The voltage reading, be it multi-meter or inbuilt van charge meter, really only shows the state of charge, but NOT the health/capacity of the battery. It may only have the tiny functional storage capacity equivalent of say a AAA cell but still be fully charged, which is why it 'dies' on any load application. Batteries lose storage capacity as they age.
Best 1st move is get battery load tested by a battery supplier (Halfords and many garages can do it), that'll confirm it's state of health (expect it to be declared 'dead'!).
Second option is a very poor connection to some part of the electrics, causing an exceptional volt drop on load. The battery terminals are always a favourite suspect, as prone to corrosion (clean and protect with Vaseline or Lithium grease). The rest of the electrics may need terminations checked in a systematic way.

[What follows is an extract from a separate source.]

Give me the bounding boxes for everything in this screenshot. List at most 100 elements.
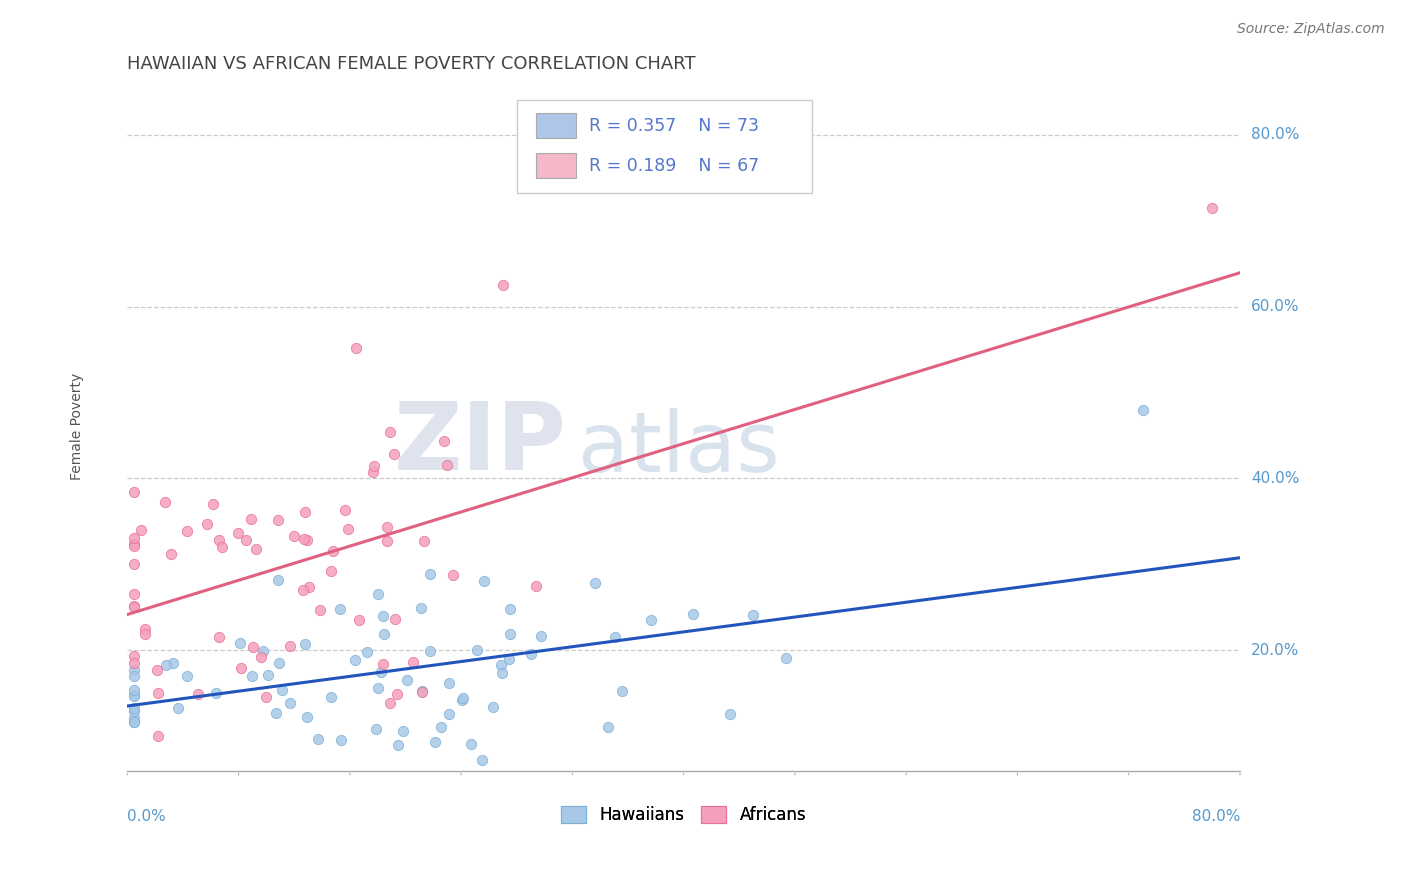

Battery terminal check is the easy way to start, followed by a battery load health test, then if no joy with first two, the tedious task of checking through wiring/terminals, it's not so much the difficulty of task as the inaccessibility/access problems.
Thank you all for your advice and suggestions. I tested the battery under load, checked the fuses and wiring loom until I found the fault was loose spade connectors on the car/off/van switch. I replaced these with new connectors and all good.